How beautiful are they both in flight.

Larry sez a case could be made that Irving Layton was the first one to introduce him to real poetry. Others there were...Yevtushenko, later Kerouac...but Layton was the one. When Larry was in his midteens working at the Lunchbucket Library, Layton fell into his hands and impressed him with his wit, his bite, his Canadianity!

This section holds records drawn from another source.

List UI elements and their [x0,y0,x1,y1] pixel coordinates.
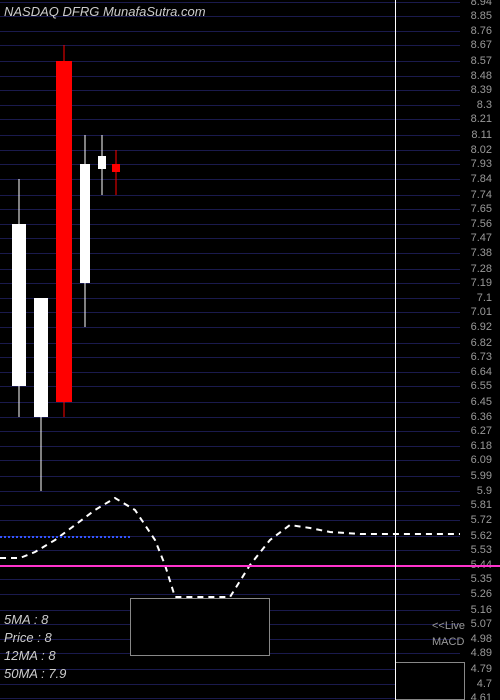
price-label: 6.18 [471,440,492,452]
price-label: 8.48 [471,70,492,82]
price-label: 6.09 [471,454,492,466]
price-label: 7.38 [471,247,492,259]
info-line: Price : 8 [4,630,52,645]
grid-line [0,505,460,506]
grid-line [0,491,460,492]
grid-line [0,2,460,3]
price-label: 4.89 [471,647,492,659]
price-label: 8.21 [471,113,492,125]
grid-line [0,520,460,521]
price-label: 7.93 [471,158,492,170]
price-label: 8.67 [471,39,492,51]
grid-line [0,594,460,595]
info-line: 5MA : 8 [4,612,48,627]
price-label: 6.36 [471,411,492,423]
price-label: 6.64 [471,366,492,378]
price-label: 7.01 [471,306,492,318]
price-label: 8.76 [471,25,492,37]
price-label: 8.94 [471,0,492,8]
grid-line [0,446,460,447]
price-label: 4.61 [471,692,492,700]
crosshair-vertical [395,0,396,700]
price-label: 5.16 [471,604,492,616]
price-label: 5.26 [471,588,492,600]
live-label: <<Live [432,620,465,632]
grid-line [0,431,460,432]
price-label: 5.81 [471,499,492,511]
grid-line [0,550,460,551]
price-label: 7.28 [471,263,492,275]
price-label: 5.9 [477,485,492,497]
grid-line [0,698,460,699]
candle [34,298,48,491]
ma-dashed-line [0,498,460,597]
price-label: 6.73 [471,351,492,363]
candle [12,179,26,417]
magenta-line [0,565,500,567]
blue-dotted-line [0,536,130,538]
price-label: 6.45 [471,396,492,408]
price-label: 8.11 [471,129,492,141]
price-label: 6.55 [471,380,492,392]
grid-line [0,476,460,477]
price-label: 8.85 [471,10,492,22]
macd-box [130,598,270,656]
price-label: 5.35 [471,573,492,585]
grid-line [0,460,460,461]
price-label: 7.47 [471,232,492,244]
price-label: 5.53 [471,544,492,556]
price-label: 6.92 [471,321,492,333]
grid-line [0,579,460,580]
price-label: 7.1 [477,292,492,304]
grid-line [0,669,460,670]
candle [80,135,90,326]
price-label: 8.57 [471,55,492,67]
price-label: 5.72 [471,514,492,526]
price-label: 4.79 [471,663,492,675]
price-label: 4.7 [477,678,492,690]
price-label: 8.3 [477,99,492,111]
candle [56,45,72,416]
candle [112,150,120,195]
price-label: 5.07 [471,618,492,630]
price-label: 4.98 [471,633,492,645]
info-line: 50MA : 7.9 [4,666,66,681]
price-label: 7.19 [471,277,492,289]
grid-line [0,31,460,32]
chart-title: NASDAQ DFRG MunafaSutra.com [4,4,206,19]
stock-chart: NASDAQ DFRG MunafaSutra.com 8.94 8.85 8.76… [0,0,500,700]
macd-label: MACD [432,636,464,648]
price-label: 7.84 [471,173,492,185]
price-label: 6.82 [471,337,492,349]
candle [98,135,106,194]
info-line: 12MA : 8 [4,648,56,663]
price-label: 7.65 [471,203,492,215]
macd-box [395,662,465,700]
grid-line [0,684,460,685]
price-label: 5.62 [471,530,492,542]
price-label: 5.99 [471,470,492,482]
price-label: 7.56 [471,218,492,230]
price-label: 8.39 [471,84,492,96]
grid-line [0,417,460,418]
price-label: 7.74 [471,189,492,201]
price-label: 8.02 [471,144,492,156]
price-label: 6.27 [471,425,492,437]
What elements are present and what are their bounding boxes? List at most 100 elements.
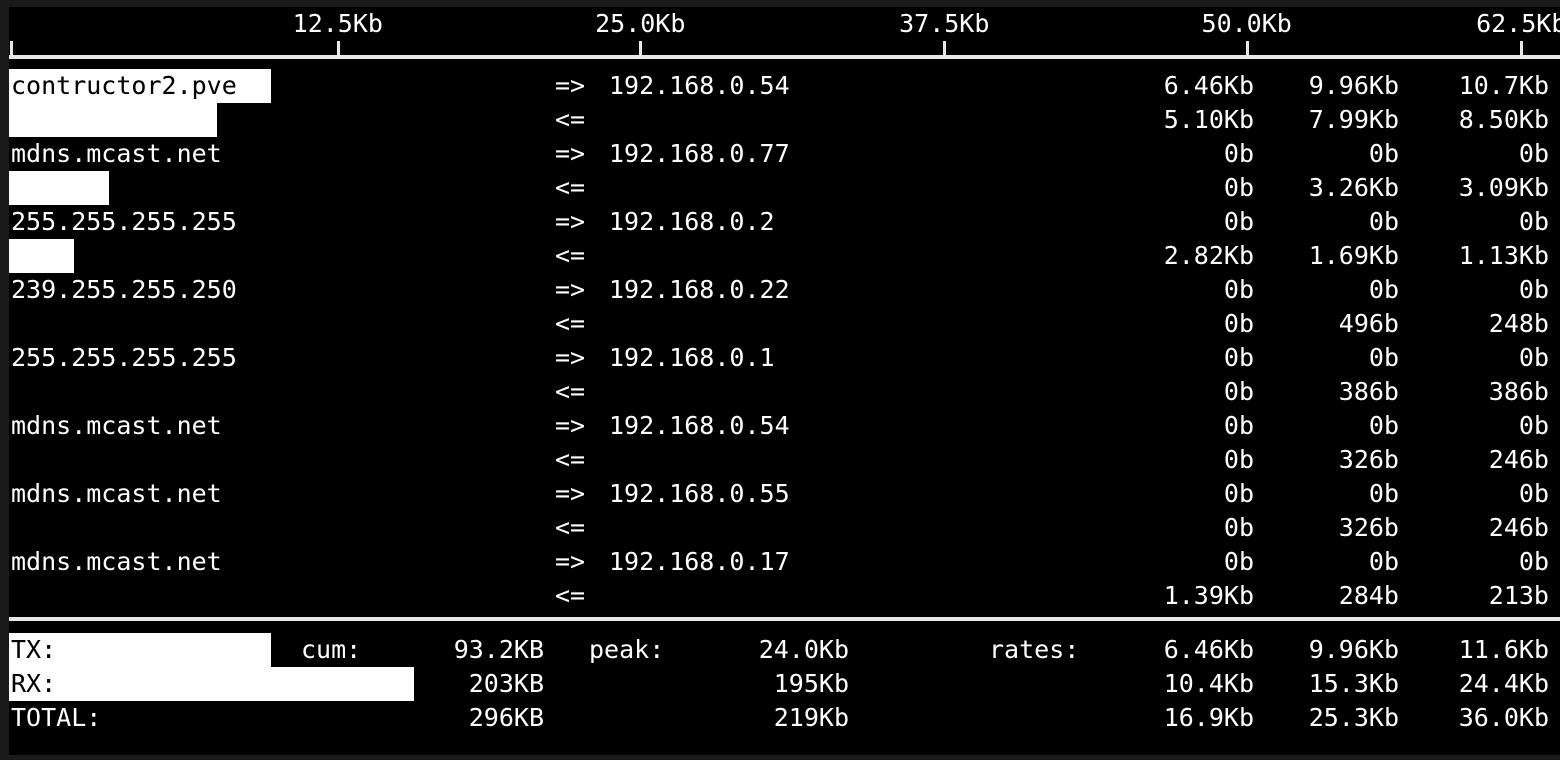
source-host: 255.255.255.255 — [11, 343, 237, 372]
cumulative-value: 296KB — [468, 703, 544, 732]
scale-tick-mark — [336, 41, 340, 56]
summary-rate-value: 16.9Kb — [1163, 703, 1254, 732]
destination-host: 192.168.0.17 — [609, 547, 790, 576]
rx-rate-value: 246b — [1488, 445, 1549, 474]
cumulative-value: 203KB — [468, 669, 544, 698]
connection-rx-line: <= 0b 3.26Kb 3.09Kb — [9, 171, 1560, 205]
connection-tx-line: contructor2.pve => 192.168.0.54 6.46Kb 9.96K… — [9, 69, 1560, 103]
tx-rate-value: 0b — [1223, 343, 1254, 372]
tx-rate-value: 9.96Kb — [1308, 71, 1399, 100]
peak-value: 195Kb — [773, 669, 849, 698]
source-host: mdns.mcast.net — [11, 547, 222, 576]
rx-rate-value: 326b — [1338, 513, 1399, 542]
rx-rate-value: 7.99Kb — [1308, 105, 1399, 134]
cumulative-value: 93.2KB — [453, 635, 544, 664]
rx-rate-value: 284b — [1338, 581, 1399, 610]
scale-tick-mark — [1245, 41, 1249, 56]
summary-rate-value: 25.3Kb — [1308, 703, 1399, 732]
rx-direction-arrow-icon: <= — [555, 513, 586, 542]
rx-rate-value: 3.26Kb — [1308, 173, 1399, 202]
tx-rate-value: 0b — [1368, 207, 1399, 236]
connection-rx-line: <= 0b 326b 246b — [9, 511, 1560, 545]
destination-host: 192.168.0.2 — [609, 207, 775, 236]
rx-rate-value: 386b — [1338, 377, 1399, 406]
rx-bandwidth-bar — [9, 239, 74, 273]
connection-list: contructor2.pve => 192.168.0.54 6.46Kb 9.96K… — [9, 69, 1560, 614]
connection-row[interactable]: mdns.mcast.net => 192.168.0.55 0b 0b 0b <= 0b 32… — [9, 477, 1560, 545]
connection-row[interactable]: 255.255.255.255 => 192.168.0.1 0b 0b 0b <= 0b 38… — [9, 341, 1560, 409]
tx-rate-value: 0b — [1368, 343, 1399, 372]
scale-tick-mark — [639, 41, 643, 56]
peak-value: 219Kb — [773, 703, 849, 732]
source-host: mdns.mcast.net — [11, 479, 222, 508]
rx-rate-value: 3.09Kb — [1458, 173, 1549, 202]
connection-rx-line: <= 5.10Kb 7.99Kb 8.50Kb — [9, 103, 1560, 137]
connection-tx-line: mdns.mcast.net => 192.168.0.54 0b 0b 0b — [9, 409, 1560, 443]
tx-rate-value: 10.7Kb — [1458, 71, 1549, 100]
scale-tick-label: 12.5Kb — [292, 9, 383, 38]
summary-rate-value: 6.46Kb — [1163, 635, 1254, 664]
connection-row[interactable]: 239.255.255.250 => 192.168.0.22 0b 0b 0b <= 0b 4… — [9, 273, 1560, 341]
rx-direction-arrow-icon: <= — [555, 173, 586, 202]
destination-host: 192.168.0.1 — [609, 343, 775, 372]
tx-bandwidth-bar — [9, 69, 271, 103]
rx-rate-value: 1.13Kb — [1458, 241, 1549, 270]
rx-rate-value: 0b — [1223, 309, 1254, 338]
summary-row: TOTAL: 296KB 219Kb 16.9Kb 25.3Kb 36.0Kb — [9, 701, 1560, 735]
summary-row-label: TX: — [11, 635, 57, 664]
summary-rate-value: 9.96Kb — [1308, 635, 1399, 664]
summary-rate-value: 10.4Kb — [1163, 669, 1254, 698]
rx-direction-arrow-icon: <= — [555, 241, 586, 270]
connection-row[interactable]: 255.255.255.255 => 192.168.0.2 0b 0b 0b <= 2.82… — [9, 205, 1560, 273]
rx-rate-value: 0b — [1223, 173, 1254, 202]
connection-row[interactable]: contructor2.pve => 192.168.0.54 6.46Kb 9.96K… — [9, 69, 1560, 137]
footer-separator — [9, 617, 1560, 621]
scale-tick-label: 62.5Kb — [1476, 9, 1560, 38]
rx-rate-value: 0b — [1223, 377, 1254, 406]
rx-direction-arrow-icon: <= — [555, 309, 586, 338]
tx-direction-arrow-icon: => — [555, 479, 586, 508]
rx-rate-value: 248b — [1488, 309, 1549, 338]
connection-rx-line: <= 2.82Kb 1.69Kb 1.13Kb — [9, 239, 1560, 273]
rx-rate-value: 213b — [1488, 581, 1549, 610]
tx-rate-value: 0b — [1518, 479, 1549, 508]
source-host: mdns.mcast.net — [11, 139, 222, 168]
connection-row[interactable]: mdns.mcast.net => 192.168.0.54 0b 0b 0b <= 0b 32… — [9, 409, 1560, 477]
tx-direction-arrow-icon: => — [555, 275, 586, 304]
tx-direction-arrow-icon: => — [555, 411, 586, 440]
tx-rate-value: 0b — [1223, 275, 1254, 304]
axis-baseline — [9, 55, 1560, 59]
rx-direction-arrow-icon: <= — [555, 377, 586, 406]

The CBC obituary sez he died suffering from Alzheimer's in a geriatric home. What a shame. It also sez he was a lesser poet than he claimed to be. And much of his personal life was a shambles. Never mind. At least he can say that he played a part in putting at least one person into the Yoni School for Wayward Poets.
(The poem is Irving's.)

Tuesday, January 03, 2006

Deep River Research - Bob

German prisoners-of-war in 1944 built the Town of Deep River. The town was the result of Winston Churchill's decision (made at the Quebec Conference) that Canada would contribute to the Manhattan Project. Precisely what that contribution might have been is vague. I suspect that the Nuclear Laboratories in nearby Chalk River produced plutonium used in the Manhattan Project. There is no historical reference that I have found to support my suspicion. It may have been just theoretical research that was fed into the project.

The struggle for Heavy Water production was a pivotal part of WW II. Heavy Water produces plutonium from natural uranium. Germany struggled to produce Heavy Water in a Hydro plant in Norway. Between 1942 and 1944 a sequence of sabotage by the Norwegian resistance movement as well as Allied bombing ensured the loss of the heavy water produced. These operations: "Freshman", "Grouse" and "Gunnerside" knocked the plant out of production in 1943 and frustrated German efforts.

This is of interest because much of nuclear research in Deep River revolved around heavy water as opposed to method for plutonium production in the USA. In 1944 Churchill was beginning to think beyond the Germans to the Russians. A plant in wartime Britain was more vulnerable than a plant in the backwoods of Canada.